There were times he was hurtful to me, ugly to me, he probably wasn’t the best influence to be around, and yet I knew he was a good person; he was just wrapped up so far in a path of bad decisions. But there was a real quantifiable point in my life where I gave up on him. I said he had gone too far, seemed to difficult to be around. It probably wasn’t my job to save him. Whose job is it to save another free-willed individual? And he did push away attempts to help him see optimism again, to see himself as valuable in the long term scope of health and life. I don’t really know all the details of his health condition… but I still wonder if there were things that could have been done to help him feel more fulfilled and less self destructive. I still shake my head in wonder about Ryan’s story.

But when I go into my classroom I know I don’t want to let my gifted boys follow that type of path. I know there are individuals that school just doesn’t provide much intellectual stimulation for, who goals seem to matter less for, who have a struggling home life – who become apathetic, indifferent. I loved Ryan as a friend, and really wish his story would have ended better, even when we came across our tough times. But I don’t want to let that happen to anyone else. I don’t want to become indifferent to anyone else who I care about and stand idly by as they fall deeper and deeper into self destructive behavior. It’s hard to be close to someone who is caustic to themselves and abrasive towards you, but I really wish I wouldn’t have a walked away from him as a friend. I don’t think I could have changed much of anything about him or for him, but I didn’t give him the chance to ask for help towards the end. I shut the door.

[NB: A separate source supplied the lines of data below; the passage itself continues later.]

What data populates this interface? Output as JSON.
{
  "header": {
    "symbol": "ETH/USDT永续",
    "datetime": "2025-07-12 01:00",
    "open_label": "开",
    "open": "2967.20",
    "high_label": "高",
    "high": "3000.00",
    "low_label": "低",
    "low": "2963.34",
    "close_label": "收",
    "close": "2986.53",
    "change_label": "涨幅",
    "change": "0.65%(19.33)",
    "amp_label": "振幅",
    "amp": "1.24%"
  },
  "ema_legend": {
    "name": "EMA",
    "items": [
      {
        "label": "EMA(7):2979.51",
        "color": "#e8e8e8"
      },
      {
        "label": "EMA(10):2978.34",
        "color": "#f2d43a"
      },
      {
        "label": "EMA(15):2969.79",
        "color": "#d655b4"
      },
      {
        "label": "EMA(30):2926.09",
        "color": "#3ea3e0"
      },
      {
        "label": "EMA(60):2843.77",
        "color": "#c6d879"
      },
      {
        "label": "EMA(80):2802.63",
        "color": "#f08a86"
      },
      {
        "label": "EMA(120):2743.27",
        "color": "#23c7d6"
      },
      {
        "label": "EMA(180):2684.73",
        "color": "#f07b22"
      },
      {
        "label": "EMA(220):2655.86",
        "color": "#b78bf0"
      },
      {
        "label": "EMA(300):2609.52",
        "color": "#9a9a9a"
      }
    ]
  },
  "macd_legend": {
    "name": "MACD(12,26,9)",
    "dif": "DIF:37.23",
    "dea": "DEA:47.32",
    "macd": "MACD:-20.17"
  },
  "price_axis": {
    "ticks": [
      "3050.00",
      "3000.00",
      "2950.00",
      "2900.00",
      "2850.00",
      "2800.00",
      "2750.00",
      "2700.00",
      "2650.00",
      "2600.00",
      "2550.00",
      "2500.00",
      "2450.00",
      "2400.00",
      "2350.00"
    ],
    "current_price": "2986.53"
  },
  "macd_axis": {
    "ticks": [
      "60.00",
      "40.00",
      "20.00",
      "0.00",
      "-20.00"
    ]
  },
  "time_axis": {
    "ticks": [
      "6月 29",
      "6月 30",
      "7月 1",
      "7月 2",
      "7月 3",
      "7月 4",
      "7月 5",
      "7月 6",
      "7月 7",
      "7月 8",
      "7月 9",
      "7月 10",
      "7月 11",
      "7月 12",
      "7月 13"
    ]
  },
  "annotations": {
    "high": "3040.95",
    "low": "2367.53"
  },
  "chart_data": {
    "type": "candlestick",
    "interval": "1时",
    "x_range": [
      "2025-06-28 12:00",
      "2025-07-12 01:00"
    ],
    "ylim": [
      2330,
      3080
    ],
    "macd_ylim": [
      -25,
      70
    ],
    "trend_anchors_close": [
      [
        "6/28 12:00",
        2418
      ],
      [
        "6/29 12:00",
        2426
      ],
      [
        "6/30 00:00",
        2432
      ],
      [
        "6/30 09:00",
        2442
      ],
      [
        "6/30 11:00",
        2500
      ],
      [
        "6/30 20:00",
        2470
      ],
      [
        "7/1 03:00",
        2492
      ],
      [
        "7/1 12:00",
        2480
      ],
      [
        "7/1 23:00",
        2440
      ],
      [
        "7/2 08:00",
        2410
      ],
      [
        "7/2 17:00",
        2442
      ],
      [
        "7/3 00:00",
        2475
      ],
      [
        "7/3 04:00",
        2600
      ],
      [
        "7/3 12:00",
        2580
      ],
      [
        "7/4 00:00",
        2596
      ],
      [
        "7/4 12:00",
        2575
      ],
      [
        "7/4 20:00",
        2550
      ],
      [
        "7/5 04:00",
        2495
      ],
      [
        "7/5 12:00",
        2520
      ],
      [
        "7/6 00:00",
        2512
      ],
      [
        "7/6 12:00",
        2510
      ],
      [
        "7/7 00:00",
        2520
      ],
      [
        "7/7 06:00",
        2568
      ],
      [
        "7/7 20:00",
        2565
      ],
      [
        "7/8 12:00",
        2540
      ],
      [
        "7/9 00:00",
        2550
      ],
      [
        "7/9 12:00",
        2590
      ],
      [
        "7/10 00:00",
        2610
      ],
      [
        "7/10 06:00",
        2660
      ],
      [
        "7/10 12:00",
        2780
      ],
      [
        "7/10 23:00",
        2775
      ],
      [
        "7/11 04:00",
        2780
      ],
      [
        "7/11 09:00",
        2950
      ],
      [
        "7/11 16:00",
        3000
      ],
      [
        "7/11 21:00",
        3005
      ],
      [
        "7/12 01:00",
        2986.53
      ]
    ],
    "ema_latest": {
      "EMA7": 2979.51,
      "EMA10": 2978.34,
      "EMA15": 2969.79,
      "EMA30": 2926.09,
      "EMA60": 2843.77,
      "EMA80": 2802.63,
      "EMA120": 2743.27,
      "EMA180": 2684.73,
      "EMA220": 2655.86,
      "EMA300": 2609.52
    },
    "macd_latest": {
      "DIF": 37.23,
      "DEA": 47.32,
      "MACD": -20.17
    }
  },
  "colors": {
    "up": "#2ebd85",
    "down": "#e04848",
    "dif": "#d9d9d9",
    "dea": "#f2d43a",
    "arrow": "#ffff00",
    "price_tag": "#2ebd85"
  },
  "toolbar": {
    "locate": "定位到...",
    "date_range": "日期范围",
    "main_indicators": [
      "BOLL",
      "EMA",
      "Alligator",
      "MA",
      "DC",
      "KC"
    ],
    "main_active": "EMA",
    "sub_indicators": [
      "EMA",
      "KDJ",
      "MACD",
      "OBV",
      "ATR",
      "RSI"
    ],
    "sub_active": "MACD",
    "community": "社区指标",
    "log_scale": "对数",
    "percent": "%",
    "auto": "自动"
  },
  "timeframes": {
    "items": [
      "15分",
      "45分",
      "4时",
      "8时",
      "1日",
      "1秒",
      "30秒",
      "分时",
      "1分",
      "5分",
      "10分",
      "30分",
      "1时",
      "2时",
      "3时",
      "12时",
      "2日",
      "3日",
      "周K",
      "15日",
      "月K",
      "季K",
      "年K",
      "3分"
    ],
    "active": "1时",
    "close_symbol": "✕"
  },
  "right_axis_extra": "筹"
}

I remember him when I teach, and try to give even more patience to the kids that seem to be pushing everyone away that want them to care for themselves, because if you let someone push away everyone who encourages taking care of yourself the only friends the person will have left are the ones who indulge in and encourage those self destructive behaviors that live for the moment and burn up the future. I failed in my love for my friend because I became indifferent, gave up on everything but telling my husband (who was also his friend) that Ryan was once quite different. I still pray for his soul, but I hope that isn’t the only thing I can do for the next person like Ryan that I meet in life.

*Names and events changed to protect the honor of the deceased. He was a great person, he just took hard turns. If you knew him to, understand we were friends and I still treasure knowing him, but he did help me understand some hard truths about life that I think are worthwhile to share honestly.